At high molar excess, verapamil can selectively increase the accumulation and cytotoxicity of structurally dissimilar natural product drugs in many multidrug-resistant tumor cell lines. Such concentrations of verapamil are also capable of increasing the accumulation and activity of chloroquine in chloroquine-resistant strains of the human malaria parasite Plasmodium falciparum. Despite such similarities, it is not clear why chloroquine-resistant P. falciparum is often susceptible to closely related compounds such as amodiaquine, whereas cancer cells are cross-resistant to many structurally unrelated drugs. For 13 aminoquinoline and aminoacridine compounds, relative drug resistance was negatively correlated with lipid solubility at physiological pH (r2 = 0.90, p < 0.0001). The ability of verapamil (5 microM) to reverse drug resistance was also negatively correlated with lipid solubility (r2 = 0.88, p < 0.0001). Furthermore, molar refractivity was weakly correlated with relative drug resistance (r2 = 0.46, p < 0.05) and reversal of drug resistance (r2 = 0.52, p < 0.005). Verapamil increases chloroquine accumulation by resistant parasites, a mechanism suggested to account for its selective chemosensitization effect. We show that the initial rate of chloroquine accumulation by resistant parasites is increased by verapamil. This effect of verapamil is abolished when deoxy-glucose is substituted for glucose. Therefore, verapamil produces an energy-dependent increase in the permeability of resistant parasites to chloroquine. For a panel of four chloroquine-resistant and two chloroquine-susceptible isolates, the effect of verapamil on the accumulation of chloroquine and monodesethyl amodiaquine was found to be correlated (r2 = 0.96, p < 0.001). Verapamil chemosensitization was also correlated for the two drugs (r2 = 0.92, p < 0.005), suggesting a common mechanism.
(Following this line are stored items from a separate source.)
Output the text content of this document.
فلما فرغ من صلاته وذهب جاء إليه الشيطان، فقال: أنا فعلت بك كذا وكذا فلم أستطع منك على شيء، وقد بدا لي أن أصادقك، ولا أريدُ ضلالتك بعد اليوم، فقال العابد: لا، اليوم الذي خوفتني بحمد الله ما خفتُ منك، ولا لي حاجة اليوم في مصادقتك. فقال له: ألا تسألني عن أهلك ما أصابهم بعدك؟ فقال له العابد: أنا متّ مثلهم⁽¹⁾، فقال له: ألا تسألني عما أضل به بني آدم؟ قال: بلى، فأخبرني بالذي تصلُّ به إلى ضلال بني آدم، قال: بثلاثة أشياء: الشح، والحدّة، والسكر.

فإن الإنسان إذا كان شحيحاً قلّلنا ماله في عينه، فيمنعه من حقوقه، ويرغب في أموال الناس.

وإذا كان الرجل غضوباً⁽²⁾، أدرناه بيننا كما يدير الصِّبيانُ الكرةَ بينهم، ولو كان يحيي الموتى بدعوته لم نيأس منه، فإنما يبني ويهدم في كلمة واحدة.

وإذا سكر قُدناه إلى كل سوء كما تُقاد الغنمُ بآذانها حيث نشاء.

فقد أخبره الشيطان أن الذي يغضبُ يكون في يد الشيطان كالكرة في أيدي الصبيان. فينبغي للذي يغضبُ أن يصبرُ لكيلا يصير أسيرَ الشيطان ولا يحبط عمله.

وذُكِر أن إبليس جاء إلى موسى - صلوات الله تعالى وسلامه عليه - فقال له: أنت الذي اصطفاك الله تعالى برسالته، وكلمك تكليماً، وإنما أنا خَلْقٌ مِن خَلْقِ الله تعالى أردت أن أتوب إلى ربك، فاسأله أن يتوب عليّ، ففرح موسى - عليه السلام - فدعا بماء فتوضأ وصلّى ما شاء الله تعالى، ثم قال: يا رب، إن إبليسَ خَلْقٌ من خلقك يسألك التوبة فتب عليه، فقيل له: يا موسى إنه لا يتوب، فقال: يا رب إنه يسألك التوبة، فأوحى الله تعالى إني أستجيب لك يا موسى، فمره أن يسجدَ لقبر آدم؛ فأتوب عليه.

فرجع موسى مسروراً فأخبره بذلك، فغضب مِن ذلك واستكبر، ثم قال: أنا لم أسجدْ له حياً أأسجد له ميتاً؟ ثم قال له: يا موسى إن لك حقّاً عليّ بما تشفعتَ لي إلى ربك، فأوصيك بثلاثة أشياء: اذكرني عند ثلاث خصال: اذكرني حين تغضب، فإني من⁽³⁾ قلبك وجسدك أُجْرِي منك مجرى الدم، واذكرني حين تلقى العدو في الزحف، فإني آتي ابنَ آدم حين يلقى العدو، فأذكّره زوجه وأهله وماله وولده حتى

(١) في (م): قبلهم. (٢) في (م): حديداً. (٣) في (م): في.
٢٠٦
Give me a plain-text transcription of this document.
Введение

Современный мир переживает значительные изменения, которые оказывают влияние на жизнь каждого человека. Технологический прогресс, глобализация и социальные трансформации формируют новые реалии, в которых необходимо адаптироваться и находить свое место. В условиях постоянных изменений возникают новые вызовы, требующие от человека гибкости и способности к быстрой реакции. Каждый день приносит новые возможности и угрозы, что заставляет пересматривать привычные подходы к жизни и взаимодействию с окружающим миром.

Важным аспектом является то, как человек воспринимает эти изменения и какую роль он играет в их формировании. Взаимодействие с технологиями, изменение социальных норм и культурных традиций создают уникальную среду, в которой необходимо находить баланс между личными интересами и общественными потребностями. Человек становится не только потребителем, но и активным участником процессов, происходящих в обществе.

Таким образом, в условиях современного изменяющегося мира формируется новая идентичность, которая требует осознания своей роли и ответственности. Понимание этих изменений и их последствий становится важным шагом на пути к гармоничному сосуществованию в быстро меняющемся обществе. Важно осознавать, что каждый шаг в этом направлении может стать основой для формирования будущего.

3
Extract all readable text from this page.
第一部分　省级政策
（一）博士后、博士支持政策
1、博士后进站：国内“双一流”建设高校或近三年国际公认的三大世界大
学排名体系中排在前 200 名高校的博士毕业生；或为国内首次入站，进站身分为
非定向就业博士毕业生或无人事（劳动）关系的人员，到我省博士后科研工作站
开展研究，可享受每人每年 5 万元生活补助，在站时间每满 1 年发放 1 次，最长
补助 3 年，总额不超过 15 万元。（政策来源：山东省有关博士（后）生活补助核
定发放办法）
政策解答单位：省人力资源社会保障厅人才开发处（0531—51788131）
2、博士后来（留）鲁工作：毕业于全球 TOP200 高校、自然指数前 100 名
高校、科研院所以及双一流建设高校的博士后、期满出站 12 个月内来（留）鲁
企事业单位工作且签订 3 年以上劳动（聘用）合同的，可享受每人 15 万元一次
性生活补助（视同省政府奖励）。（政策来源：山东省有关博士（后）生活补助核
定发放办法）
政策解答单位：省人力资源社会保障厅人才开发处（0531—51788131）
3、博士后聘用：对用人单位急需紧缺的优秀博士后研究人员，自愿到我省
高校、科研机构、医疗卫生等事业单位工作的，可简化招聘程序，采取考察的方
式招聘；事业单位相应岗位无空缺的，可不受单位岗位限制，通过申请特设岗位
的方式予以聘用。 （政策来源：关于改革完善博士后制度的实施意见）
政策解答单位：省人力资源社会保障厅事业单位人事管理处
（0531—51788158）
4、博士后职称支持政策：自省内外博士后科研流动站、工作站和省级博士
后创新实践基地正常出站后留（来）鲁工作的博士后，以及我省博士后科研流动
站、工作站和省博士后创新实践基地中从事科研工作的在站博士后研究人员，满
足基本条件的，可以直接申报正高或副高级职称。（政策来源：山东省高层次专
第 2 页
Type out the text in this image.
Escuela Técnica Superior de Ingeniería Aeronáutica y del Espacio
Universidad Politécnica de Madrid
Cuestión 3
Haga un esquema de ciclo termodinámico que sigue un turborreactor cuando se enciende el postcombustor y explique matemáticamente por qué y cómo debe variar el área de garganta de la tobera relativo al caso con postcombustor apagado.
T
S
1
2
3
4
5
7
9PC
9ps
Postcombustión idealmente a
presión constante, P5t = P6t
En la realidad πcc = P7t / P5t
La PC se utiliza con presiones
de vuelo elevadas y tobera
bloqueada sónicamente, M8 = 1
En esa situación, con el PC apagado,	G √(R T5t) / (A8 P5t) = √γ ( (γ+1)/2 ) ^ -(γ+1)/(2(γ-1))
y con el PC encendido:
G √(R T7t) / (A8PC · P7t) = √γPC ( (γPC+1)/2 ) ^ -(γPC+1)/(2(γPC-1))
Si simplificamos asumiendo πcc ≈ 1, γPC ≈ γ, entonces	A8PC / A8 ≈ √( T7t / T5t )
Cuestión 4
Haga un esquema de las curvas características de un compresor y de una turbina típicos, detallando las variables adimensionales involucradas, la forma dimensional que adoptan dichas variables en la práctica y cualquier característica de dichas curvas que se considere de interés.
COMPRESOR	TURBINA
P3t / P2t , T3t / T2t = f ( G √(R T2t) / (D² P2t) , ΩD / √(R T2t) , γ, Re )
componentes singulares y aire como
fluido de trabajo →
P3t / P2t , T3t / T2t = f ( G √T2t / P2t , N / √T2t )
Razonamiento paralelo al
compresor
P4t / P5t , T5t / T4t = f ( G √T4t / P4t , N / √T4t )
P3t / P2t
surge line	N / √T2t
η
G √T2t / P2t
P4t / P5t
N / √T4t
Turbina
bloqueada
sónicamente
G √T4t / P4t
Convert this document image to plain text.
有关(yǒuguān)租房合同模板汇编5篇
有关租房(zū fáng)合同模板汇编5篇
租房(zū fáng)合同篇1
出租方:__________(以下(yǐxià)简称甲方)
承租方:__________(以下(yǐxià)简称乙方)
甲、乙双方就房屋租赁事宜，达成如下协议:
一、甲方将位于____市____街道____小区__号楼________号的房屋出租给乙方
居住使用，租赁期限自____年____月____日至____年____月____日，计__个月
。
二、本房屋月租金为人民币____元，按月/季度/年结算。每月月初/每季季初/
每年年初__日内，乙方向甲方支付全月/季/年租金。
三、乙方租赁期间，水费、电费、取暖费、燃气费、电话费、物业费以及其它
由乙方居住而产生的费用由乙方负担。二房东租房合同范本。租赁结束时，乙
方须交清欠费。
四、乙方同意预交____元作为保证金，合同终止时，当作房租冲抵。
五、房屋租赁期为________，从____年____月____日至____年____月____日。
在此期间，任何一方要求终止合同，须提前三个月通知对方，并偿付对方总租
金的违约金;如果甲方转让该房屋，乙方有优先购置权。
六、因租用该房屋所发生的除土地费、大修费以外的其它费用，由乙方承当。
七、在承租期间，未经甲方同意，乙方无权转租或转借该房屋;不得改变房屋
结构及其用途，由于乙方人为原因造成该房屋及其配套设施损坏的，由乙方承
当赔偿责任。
In summary, the degree of drug resistance and the extent of verapamil chemosensitization for a particular drug seem to be dependent on general physical features such as lipid solubility and molar refractivity rather than on closely defined structural parameters. These studies provide insight into this important resistance mechanism of malaria parasites and may provide direction for the development of new drugs that are effective against resistant parasites.